HackerNews中文版

想知道像 Kafka（或其他替代方案）这样的事件驱动技术是如何融入大型 LLM 提供商的后端和/或基础设施的。我主要想到的问题有： 1. 大型 LLM 提供商如何处理训练数据、评估结果和人类反馈的流程？这些是通过事件流（如 Kafka）进行实时处理，还是更多地依赖批处理和传统的 ETL 管道？ 2. 对于具有依赖关系的复杂 ML 管道（例如，数据摄取 -> 预处理 -> 训练 -> 评估 -> 部署），他们是否使用事件驱动的编排，其中每个阶段发布一些完成事件，或者他们是否使用传统的流程编排器，如 Airflow，并采用基于轮询的依赖关系管理？ 3. 他们如何处理实时性能监控和安全信号？这些是能够触发即时响应（如模型回滚）的事件驱动系统，还是主要进行批处理分析，并有一些延迟的反应？我基本上是想了解事件驱动范式在现代 AI 基础设施中的应用程度，如果有人正在（或曾经）从事这方面的工作，我很乐意听取任何高层次的见解。

查看原文

Curious how some event-driven technologies like Kafka (or alternatives) fit into the backend and/or infrastructure of large LLM providers.Some of the questions I have in mind are more:1. How do large LLM providers handle the flow of training data, evaluation results and human feedback?

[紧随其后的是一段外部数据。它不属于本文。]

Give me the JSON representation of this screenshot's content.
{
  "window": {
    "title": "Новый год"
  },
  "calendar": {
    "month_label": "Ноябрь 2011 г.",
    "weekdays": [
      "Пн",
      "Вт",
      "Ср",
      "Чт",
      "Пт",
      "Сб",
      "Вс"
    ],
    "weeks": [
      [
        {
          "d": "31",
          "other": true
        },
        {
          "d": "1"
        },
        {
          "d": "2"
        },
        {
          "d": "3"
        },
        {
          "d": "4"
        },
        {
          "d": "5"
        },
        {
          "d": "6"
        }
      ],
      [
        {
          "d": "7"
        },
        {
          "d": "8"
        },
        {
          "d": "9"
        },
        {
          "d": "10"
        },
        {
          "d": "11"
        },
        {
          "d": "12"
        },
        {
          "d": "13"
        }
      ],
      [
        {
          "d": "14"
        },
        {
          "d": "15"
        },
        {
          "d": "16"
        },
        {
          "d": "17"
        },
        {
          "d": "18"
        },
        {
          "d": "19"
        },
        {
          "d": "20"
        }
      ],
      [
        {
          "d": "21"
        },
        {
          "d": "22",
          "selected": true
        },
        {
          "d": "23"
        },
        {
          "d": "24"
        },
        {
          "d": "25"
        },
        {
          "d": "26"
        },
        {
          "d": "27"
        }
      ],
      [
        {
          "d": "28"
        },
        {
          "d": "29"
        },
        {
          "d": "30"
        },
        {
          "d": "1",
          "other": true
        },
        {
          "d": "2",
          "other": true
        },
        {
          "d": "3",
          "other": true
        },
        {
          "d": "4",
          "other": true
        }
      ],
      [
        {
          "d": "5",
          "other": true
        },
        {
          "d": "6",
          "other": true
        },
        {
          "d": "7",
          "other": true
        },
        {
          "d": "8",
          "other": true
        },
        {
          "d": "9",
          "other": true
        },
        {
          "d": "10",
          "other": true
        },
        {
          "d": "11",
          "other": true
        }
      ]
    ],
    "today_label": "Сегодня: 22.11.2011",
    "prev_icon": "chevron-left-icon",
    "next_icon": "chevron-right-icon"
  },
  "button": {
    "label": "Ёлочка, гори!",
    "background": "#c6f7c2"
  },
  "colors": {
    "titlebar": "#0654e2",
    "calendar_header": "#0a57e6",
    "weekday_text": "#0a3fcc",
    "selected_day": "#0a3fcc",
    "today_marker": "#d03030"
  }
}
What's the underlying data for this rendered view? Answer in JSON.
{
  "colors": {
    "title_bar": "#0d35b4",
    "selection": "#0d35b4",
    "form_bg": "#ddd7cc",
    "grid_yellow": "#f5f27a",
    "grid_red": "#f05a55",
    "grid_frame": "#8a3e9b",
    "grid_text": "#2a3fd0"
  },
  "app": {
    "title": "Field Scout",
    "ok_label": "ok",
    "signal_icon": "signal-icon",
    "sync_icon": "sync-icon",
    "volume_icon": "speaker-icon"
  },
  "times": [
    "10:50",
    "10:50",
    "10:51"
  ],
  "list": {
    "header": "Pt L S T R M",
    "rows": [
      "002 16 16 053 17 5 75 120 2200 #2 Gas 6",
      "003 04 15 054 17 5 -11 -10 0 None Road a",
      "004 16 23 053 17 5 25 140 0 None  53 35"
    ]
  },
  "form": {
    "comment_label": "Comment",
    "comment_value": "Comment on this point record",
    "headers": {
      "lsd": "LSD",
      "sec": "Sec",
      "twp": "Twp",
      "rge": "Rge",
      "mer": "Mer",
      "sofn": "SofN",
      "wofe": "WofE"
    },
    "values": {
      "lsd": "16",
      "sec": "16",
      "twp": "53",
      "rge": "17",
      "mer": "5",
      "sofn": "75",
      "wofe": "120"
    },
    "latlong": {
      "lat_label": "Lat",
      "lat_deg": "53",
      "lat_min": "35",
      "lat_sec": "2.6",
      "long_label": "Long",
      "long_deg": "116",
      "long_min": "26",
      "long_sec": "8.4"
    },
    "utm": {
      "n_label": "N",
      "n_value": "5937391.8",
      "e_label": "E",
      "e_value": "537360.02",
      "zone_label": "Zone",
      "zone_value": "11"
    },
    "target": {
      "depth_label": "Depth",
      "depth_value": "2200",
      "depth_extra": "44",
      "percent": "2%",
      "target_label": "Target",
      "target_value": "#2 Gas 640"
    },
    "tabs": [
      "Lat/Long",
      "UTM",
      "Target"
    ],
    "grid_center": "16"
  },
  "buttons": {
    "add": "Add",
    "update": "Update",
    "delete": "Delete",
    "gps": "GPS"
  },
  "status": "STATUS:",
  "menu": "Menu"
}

Are these managed through event streams (like Kafka) for real-time processing or do they rely more on batch processing and traditional ETL pipelines?2. For complex ML pipelines with deps (eg. data ingestion -> preprocessing -> training -> evaluation -> deployment), do they use event-driven orchestration where each stage publishes some completion events or do they use traditional workflow orchestrators like Airflow with polling-based dependency management?3. How do they handle real-time performance monitoring and safety signals? Are these event-driven systems that can trigger immediate responses (like model rollbacks) or are they primarily batch analytics with some delayed reactions?I'm basically trying to understand how far the event-driven paradigm fits in modern AI infra and I would love any high-level insights if someone is (or has been) working with it.

Ask HN: Kafka 或事件驱动系统在 LLM 基础设施中如何应用？